Photo: Marcus Guckenbiehl

This wooden water point is dated to be more than 3000 years old and, at around five meters (16.4 feet), reached particularly deep into the ground compared to others.

“It is extremely rare for a well to survive more than 3,000 years so well. Its wooden walls have been completely preserved at the bottom and are still partly damp from the groundwater. This also explains the good condition of the finds made from organic materials, which are now being examined more closely. We hope this will provide us with more information about the everyday life of the settlers of the time,” adds Dr. Jochen Haberstroh, a responsible archaeologist at the Bavarian State Office for the Preservation of Monuments.

Medieval pottery from well fill. Photo: Marcus Guckenbiehl
Medieval pottery from well fill. Photo: Marcus Guckenbiehl

The team of archaeologists discovered in what was once the base of the fountain: 26 bronze clothing pins, a bracelet, two metal spirals, a mounted animal tooth, amber beads and more than 70 ceramic vessels. The archaeologists emphasize that this filling makes this well fundamentally different from the others on the excavation site.

These expensive items, which were typically discovered in Middle Bronze Age graves, were not items for everyday use (1800-1200 B.C.). The state they were in when discovered at the bottom of the well suggests they were carefully lowered into the water rather than dropped or thrown.

“Even today, fountains have something magical about them for many people. They drop coins in the hope that their wishes will be granted. We cannot exactly explain what motives our ancestors 3000 years ago made to offer jewelry and other valuable gifts. But it can be assumed that they were intended as sacrifices for a good harvest,” explains Mathias Pfeil from the BlfD.

Among other things, the archaeologists discovered numerous bronze clothing pins at the bottom of the well. © Marcus Guckenbiehl
Among other things, the archaeologists discovered numerous bronze clothing pins at the bottom of the well. © Marcus Guckenbiehl

There may also be a clue in the unusual features of the well: “The depth of this well shows that it was used at a time when the groundwater level had dropped considerably, which indicates a long drought and certainly poor harvest yields. One can possibly see a reason why the people who lived here at that time sacrificed part of their possessions to their gods in this well,” says Marcus Guckenbiehl, city archaeologist and archivist of Germering.

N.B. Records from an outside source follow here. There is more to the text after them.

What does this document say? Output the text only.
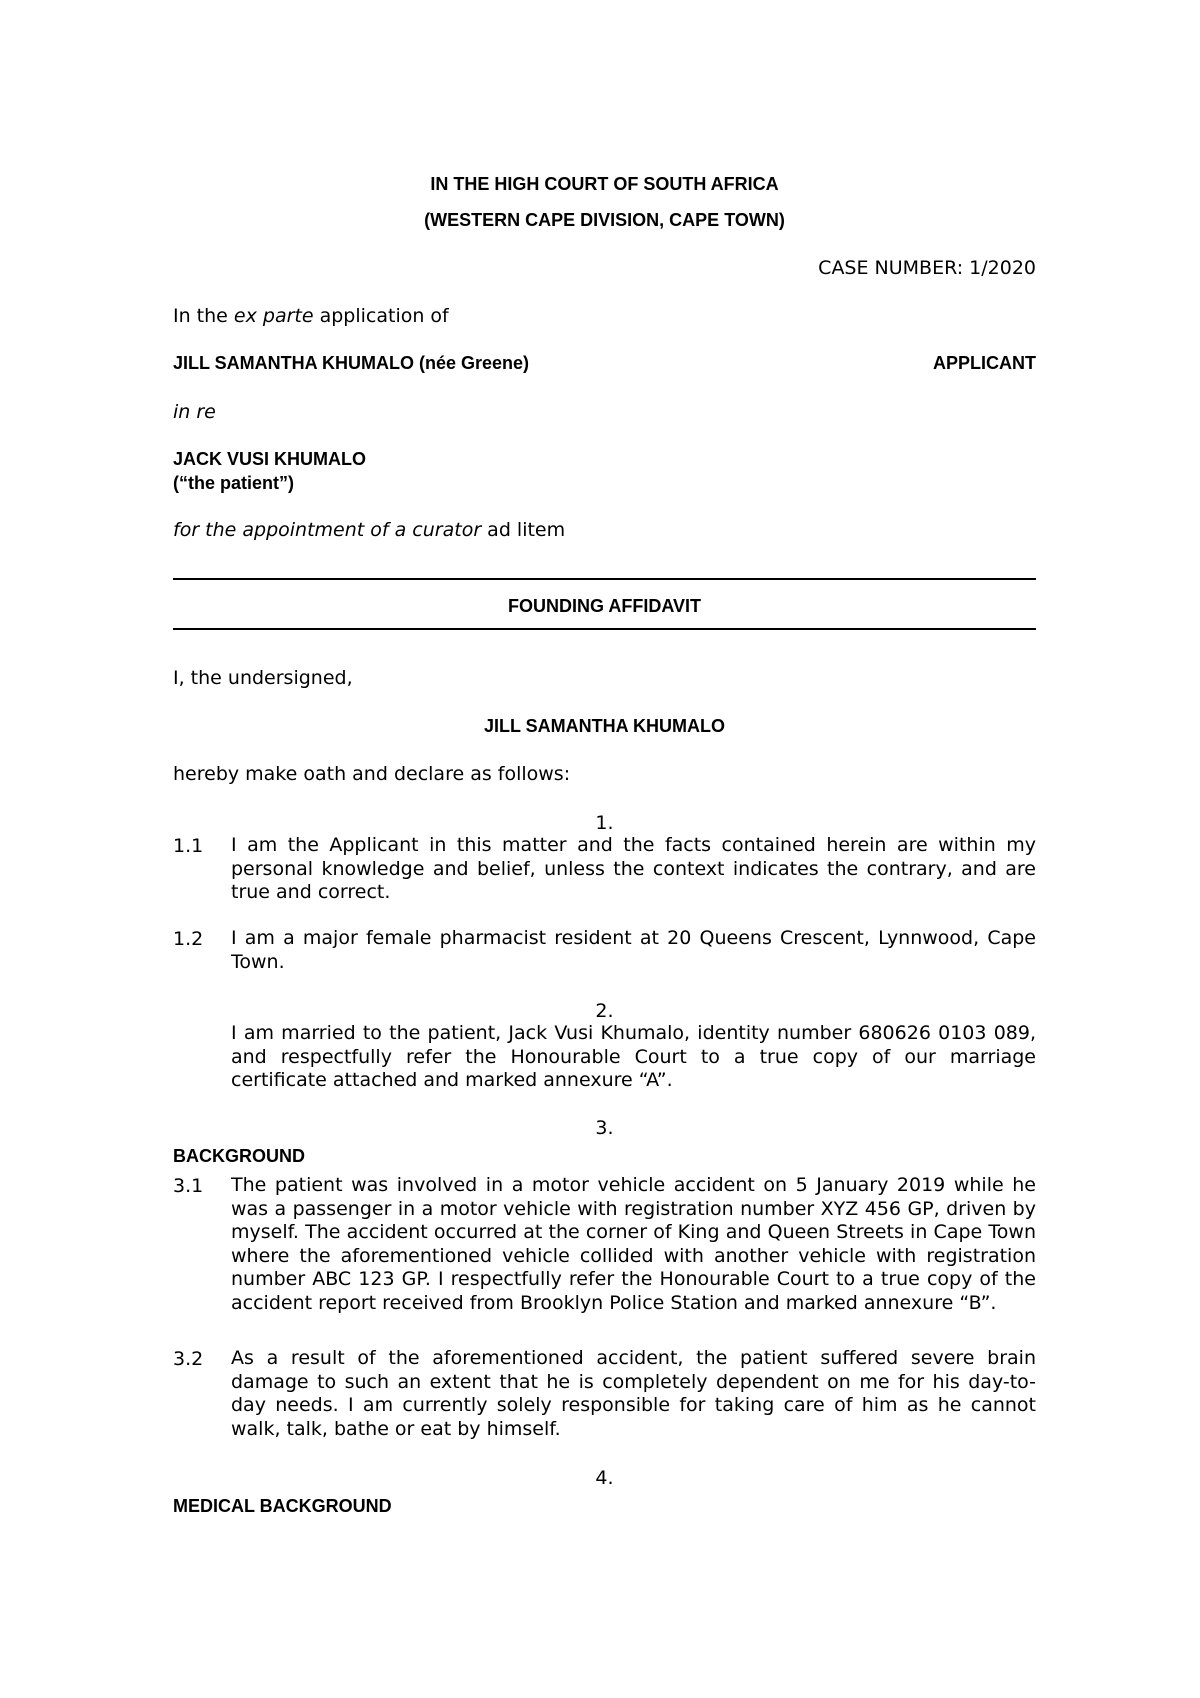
IN THE HIGH COURT OF SOUTH AFRICA
(WESTERN CAPE DIVISION, CAPE TOWN)
CASE NUMBER: 1/2020
In the ex parte application of
JILL SAMANTHA KHUMALO (née Greene)	APPLICANT
in re
JACK VUSI KHUMALO
(“the patient”)
for the appointment of a curator ad litem
FOUNDING AFFIDAVIT
I, the undersigned,
JILL SAMANTHA KHUMALO
hereby make oath and declare as follows:
1.
1.1 I am the Applicant in this matter and the facts contained herein are within my personal knowledge and belief, unless the context indicates the contrary, and are true and correct.
1.2 I am a major female pharmacist resident at 20 Queens Crescent, Lynnwood, Cape Town.
2.
I am married to the patient, Jack Vusi Khumalo, identity number 680626 0103 089, and respectfully refer the Honourable Court to a true copy of our marriage certificate attached and marked annexure “A”.
3.
BACKGROUND
3.1 The patient was involved in a motor vehicle accident on 5 January 2019 while he was a passenger in a motor vehicle with registration number XYZ 456 GP, driven by myself. The accident occurred at the corner of King and Queen Streets in Cape Town where the aforementioned vehicle collided with another vehicle with registration number ABC 123 GP. I respectfully refer the Honourable Court to a true copy of the accident report received from Brooklyn Police Station and marked annexure “B”.
3.2 As a result of the aforementioned accident, the patient suffered severe brain damage to such an extent that he is completely dependent on me for his day-to-day needs. I am currently solely responsible for taking care of him as he cannot walk, talk, bathe or eat by himself.
4.
MEDICAL BACKGROUND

Archaeologists have been working in advance of construction work for a letter distribution center on the site where the well has now been discovered since the beginning of 2021. The excavations are among the largest area excavations in Bavaria this year. In the meantime, scientists have documented approximately 13,500 archaeological finds, primarily from the Bronze Age and early Middle Ages. Some of the discoveries are currently being examined and conserved at the Bavarian State Office for Monument Preservation.